Lorsque l’on fait appel à un comportementaliste équin, on a souvent déjà essayé plein de choses. C’est en général le dernier recours vers lequel on se tourne.
Souvent, lorsqu’on appelle un praticien, le cheval vit déjà depuis plusieurs années un déséquilibre psychique, un mal-être interne qui lui fait avoir des comportements non désirés ou déclenche des troubles du comportement. Parfois, le propriétaire ne se rend pas compte que cela dure depuis bien longtemps et qu’un événement de trop va déclencher un comportement non désiré plus visible qui tirera la sonnette d’alarme. C’est donc un schéma qui s’auto-nourrit et qui se renforce au fur et à mesure que le temps passe surtout si l’expérience qu’appréhende et met en inconfort le cheval est en plus répétée.
Je pense qu’il est essentiel d’intégrer cette info lorsque vous appelez un praticien en comportement équin. Pourquoi ?
parce que les expériences de vie de votre cheval ont gravé un (ou des) schéma comportemental (qui vous pose problème) dans sa mémoire et qu’il est donc important de comprendre que pour lui, son/ses comportement(s) est/sont toujours justifié(s)
parce que vous ne pouvez pas exiger de votre cheval (ni du praticien d’ailleurs) que du jour au lendemain en une séance tout change pour le mieux, car pour remplacer un schéma gravé dans la mémoire et bien, il faut en créer un autre pour le remplacer. On ne passera donc pas par une superposition de couches de conditionnement, on travaillera sur la réécriture d’un nouveau schéma de la mémoire ; en cela, il faudra un peu de temps. Essayez de changer une grande habitude que vous avez (ou pire un trauma), et vous verrez que cela ne vous prendra pas que 24h ![]()

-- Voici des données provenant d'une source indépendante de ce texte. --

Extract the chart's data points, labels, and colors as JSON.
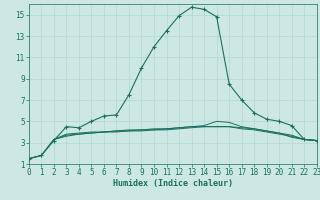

mais aussi et surtout (ce qui rejoint et complète ma vidéo d’hier) intégrer ces infos vous poussera probablement à embrasser une autre façon de voir le cheval, bousculera peut-être vos croyances équestres. Changer de lunettes pour regarder sous un autre angle la communication avec lui et oser lui laisser pleinement la parole même si, ce qu’il nous dit, nous est inconfortable.
Cela demande une grande humilité, empathie pour son cheval (et pour vous-même), une curiosité et une soif de compréhension.
enfin, intégrer qu’un praticien qui fait bien son boulot, a, à mon sens, une empathie et un respect pour tout ce que le propriétaire a essayé de mettre en place pour son cheval, qu’il n’est pas là pour vous juger et que donc vous pouvez faire pleinement preuve de VULNÉRABILITÉ
dans votre incapacité POUR LE MOMENT, de ne pas faire avancer les choses favorablement.